Following the Russian Revolution, the family left Ukraine and settled in Paris in 1924. In November 1938, Chapoval met Pablo Picasso. Developing a close friendship, Chapoval began to paint. In 1941, Chapova abandoned his medical studies and devoted himself to painting.

In 1942, Chapoval settled in the Rue du Faubourg-Saint-Jacques and began studying at the Académie de la Grande Chaumière and the École des beaux-arts de Toulouse. Following the Vel' d'Hiv roundup, Chapoval fled to Marseille and began studying at the École des beaux-arts de Marseille. In Marseille, Chapoval met the art critic Roger van Gindertaël. During this period Chapoval painted in a figurative and realist style.

==Career==
In 1943, Chapoval's mother, Vera Shapoval (1883–1943), and eldest sister died in Auschwitz. Following the Liberation of Paris, Chapoval returned to the capital.

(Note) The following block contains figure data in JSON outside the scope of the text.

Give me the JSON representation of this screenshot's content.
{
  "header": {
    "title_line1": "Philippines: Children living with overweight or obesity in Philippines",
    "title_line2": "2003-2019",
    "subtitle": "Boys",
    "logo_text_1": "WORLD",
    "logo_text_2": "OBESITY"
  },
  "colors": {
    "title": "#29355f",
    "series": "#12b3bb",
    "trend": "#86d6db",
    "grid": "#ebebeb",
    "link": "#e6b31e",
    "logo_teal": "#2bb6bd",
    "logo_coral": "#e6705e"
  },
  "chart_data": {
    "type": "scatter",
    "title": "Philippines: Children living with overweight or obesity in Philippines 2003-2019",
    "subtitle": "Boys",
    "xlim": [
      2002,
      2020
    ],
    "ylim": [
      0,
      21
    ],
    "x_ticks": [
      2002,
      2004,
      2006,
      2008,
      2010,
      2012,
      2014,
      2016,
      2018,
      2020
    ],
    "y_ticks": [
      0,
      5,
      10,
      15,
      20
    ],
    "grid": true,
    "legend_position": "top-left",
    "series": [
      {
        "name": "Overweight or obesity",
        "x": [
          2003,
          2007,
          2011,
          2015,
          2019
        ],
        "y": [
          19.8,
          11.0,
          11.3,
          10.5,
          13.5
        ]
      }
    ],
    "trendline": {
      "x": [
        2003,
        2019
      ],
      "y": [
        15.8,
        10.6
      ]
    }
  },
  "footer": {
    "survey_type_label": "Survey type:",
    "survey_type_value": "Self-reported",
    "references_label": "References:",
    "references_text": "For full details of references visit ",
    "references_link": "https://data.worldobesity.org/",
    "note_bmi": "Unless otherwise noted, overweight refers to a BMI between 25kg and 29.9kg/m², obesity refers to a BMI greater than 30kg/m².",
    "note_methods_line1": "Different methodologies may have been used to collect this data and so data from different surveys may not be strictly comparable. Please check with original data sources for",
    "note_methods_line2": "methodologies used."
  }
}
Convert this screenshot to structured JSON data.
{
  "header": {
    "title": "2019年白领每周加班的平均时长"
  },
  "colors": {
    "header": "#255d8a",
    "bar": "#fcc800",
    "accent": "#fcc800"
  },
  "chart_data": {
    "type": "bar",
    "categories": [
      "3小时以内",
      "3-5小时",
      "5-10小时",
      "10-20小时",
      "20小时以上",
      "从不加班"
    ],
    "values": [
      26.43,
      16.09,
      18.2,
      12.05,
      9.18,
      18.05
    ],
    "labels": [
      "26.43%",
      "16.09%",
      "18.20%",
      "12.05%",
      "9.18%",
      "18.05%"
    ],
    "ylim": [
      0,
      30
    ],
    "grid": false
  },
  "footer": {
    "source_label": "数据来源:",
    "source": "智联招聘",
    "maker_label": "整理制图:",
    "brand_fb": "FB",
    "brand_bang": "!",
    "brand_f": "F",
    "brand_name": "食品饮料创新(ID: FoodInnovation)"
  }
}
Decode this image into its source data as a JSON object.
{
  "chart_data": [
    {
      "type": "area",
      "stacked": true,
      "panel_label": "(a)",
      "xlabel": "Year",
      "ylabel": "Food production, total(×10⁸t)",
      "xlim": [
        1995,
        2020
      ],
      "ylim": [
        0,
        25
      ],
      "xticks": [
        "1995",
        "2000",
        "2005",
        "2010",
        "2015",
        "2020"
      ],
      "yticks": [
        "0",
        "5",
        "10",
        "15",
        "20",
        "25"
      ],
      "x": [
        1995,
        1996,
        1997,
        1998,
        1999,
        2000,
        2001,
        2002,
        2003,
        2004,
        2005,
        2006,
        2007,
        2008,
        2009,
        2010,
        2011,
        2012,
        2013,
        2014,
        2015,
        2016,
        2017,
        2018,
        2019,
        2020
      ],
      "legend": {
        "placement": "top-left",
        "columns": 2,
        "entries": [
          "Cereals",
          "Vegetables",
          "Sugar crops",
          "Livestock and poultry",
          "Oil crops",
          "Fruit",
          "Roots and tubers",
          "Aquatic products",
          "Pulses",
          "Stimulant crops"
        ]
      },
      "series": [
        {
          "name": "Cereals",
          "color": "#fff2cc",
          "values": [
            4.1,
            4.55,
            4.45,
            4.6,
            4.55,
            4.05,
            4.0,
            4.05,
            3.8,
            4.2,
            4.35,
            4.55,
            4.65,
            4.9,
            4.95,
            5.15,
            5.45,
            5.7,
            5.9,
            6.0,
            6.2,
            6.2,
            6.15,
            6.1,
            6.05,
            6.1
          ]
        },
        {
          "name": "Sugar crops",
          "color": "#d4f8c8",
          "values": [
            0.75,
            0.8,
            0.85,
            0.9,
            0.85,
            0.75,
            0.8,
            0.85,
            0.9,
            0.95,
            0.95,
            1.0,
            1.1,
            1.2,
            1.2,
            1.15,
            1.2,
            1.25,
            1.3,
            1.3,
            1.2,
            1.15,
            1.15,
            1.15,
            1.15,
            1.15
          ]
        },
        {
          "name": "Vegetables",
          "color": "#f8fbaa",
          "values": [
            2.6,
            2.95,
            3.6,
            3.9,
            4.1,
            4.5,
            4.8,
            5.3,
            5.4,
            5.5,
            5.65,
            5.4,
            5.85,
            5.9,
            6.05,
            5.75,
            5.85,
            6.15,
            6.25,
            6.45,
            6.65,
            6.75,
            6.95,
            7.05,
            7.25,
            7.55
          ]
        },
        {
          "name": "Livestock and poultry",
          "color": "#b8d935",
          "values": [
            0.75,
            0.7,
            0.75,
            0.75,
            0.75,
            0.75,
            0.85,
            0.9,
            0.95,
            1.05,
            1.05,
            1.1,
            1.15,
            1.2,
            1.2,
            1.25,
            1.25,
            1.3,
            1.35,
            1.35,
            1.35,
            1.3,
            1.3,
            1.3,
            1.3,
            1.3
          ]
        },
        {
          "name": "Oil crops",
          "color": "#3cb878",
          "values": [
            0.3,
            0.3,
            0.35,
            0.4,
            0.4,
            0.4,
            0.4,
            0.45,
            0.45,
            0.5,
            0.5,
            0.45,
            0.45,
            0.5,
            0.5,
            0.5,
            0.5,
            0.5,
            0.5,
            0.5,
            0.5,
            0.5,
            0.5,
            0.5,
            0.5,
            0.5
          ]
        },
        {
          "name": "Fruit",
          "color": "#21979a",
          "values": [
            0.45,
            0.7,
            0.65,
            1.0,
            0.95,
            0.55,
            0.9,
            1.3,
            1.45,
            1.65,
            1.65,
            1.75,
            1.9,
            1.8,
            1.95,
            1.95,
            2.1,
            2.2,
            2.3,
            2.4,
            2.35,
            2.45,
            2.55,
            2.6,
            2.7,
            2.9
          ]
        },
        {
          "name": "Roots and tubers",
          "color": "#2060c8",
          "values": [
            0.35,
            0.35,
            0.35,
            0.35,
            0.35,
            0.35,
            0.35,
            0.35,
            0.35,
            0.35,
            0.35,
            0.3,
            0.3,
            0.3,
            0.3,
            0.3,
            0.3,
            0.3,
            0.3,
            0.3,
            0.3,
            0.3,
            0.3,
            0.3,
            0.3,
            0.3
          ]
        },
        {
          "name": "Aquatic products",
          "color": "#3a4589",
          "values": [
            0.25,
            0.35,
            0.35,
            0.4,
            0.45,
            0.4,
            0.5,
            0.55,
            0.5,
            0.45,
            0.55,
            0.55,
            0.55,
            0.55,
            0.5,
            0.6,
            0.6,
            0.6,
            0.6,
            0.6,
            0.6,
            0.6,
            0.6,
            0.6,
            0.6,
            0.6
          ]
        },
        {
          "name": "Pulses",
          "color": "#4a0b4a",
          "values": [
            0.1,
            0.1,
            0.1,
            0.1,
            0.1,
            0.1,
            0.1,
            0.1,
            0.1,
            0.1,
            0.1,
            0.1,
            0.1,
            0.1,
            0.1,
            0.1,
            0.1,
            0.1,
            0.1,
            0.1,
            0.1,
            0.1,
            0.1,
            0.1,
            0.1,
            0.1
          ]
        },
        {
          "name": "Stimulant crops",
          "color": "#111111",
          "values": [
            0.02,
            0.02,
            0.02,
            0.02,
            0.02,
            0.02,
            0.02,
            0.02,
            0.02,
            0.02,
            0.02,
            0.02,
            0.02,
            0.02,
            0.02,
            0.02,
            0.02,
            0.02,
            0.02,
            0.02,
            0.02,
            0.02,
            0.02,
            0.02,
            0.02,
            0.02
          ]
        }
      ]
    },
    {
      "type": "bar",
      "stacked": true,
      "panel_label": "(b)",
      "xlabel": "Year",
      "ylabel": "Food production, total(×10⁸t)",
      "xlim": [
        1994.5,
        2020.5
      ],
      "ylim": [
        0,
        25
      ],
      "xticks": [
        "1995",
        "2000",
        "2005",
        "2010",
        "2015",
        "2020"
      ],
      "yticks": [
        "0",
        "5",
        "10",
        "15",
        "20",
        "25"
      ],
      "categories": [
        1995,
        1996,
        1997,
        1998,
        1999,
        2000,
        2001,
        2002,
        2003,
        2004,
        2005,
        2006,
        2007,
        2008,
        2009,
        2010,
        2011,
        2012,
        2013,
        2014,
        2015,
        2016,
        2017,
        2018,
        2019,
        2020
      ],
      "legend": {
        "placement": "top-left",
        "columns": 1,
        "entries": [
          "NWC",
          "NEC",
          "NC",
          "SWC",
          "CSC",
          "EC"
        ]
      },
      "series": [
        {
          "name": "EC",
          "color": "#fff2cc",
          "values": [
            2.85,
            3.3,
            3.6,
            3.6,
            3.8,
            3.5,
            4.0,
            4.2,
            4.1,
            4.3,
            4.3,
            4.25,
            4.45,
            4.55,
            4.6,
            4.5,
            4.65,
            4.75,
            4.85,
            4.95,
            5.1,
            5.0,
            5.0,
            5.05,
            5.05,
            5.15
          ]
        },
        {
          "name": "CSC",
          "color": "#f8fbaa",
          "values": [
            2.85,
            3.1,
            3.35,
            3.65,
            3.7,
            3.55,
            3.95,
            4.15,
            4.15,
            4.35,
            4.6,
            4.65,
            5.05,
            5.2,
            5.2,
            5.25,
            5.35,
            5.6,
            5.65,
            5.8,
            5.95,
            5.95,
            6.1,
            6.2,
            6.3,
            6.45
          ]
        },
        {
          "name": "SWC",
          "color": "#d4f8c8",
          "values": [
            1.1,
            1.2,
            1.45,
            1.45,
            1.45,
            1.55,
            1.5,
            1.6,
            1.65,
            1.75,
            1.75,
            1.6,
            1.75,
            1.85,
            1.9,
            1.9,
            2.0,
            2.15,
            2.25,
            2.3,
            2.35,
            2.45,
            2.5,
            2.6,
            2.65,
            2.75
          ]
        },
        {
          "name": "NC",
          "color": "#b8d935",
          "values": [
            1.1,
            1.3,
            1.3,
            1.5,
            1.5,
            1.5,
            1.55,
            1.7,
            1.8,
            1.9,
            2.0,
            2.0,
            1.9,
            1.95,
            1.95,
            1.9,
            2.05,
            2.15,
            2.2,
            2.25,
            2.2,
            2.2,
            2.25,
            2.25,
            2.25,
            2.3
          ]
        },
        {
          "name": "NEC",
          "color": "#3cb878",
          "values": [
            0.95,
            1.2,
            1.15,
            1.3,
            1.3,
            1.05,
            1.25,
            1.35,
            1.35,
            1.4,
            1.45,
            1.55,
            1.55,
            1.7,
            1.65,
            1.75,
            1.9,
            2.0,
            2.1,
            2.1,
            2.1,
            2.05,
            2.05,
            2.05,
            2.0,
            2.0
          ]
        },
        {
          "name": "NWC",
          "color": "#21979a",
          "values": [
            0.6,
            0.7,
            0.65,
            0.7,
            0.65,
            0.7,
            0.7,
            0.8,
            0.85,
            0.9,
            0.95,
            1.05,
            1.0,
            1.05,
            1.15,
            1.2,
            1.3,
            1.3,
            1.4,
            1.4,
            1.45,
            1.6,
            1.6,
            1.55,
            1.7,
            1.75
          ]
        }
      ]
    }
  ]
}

From 1945 onwards Chapoval painted in an abstract-geometric style and became part of the New School of Paris. In 1946, Chapoval's work began to take on Cubist elements and was influenced by the work of Juan Gris, Albert Gleizes and André Lhote.

In 1949, Chapoval won the Kandinsky Prize alongside Marie Raymond.

==Personal life==
In 1944, Chapoval married Jeanne Despujols. Chapoval and Despujols later divorced in 1949.

On 19 December 1951, Chapoval's sister Beliana and his friends grew increasingly concerned by his lack of contact. Arriving at his home, Chapoval was found dead in his bed with a book in his hand. Chapoval is estimated to have died between 16 and 17 December in his home in 18th arrondissement of Paris.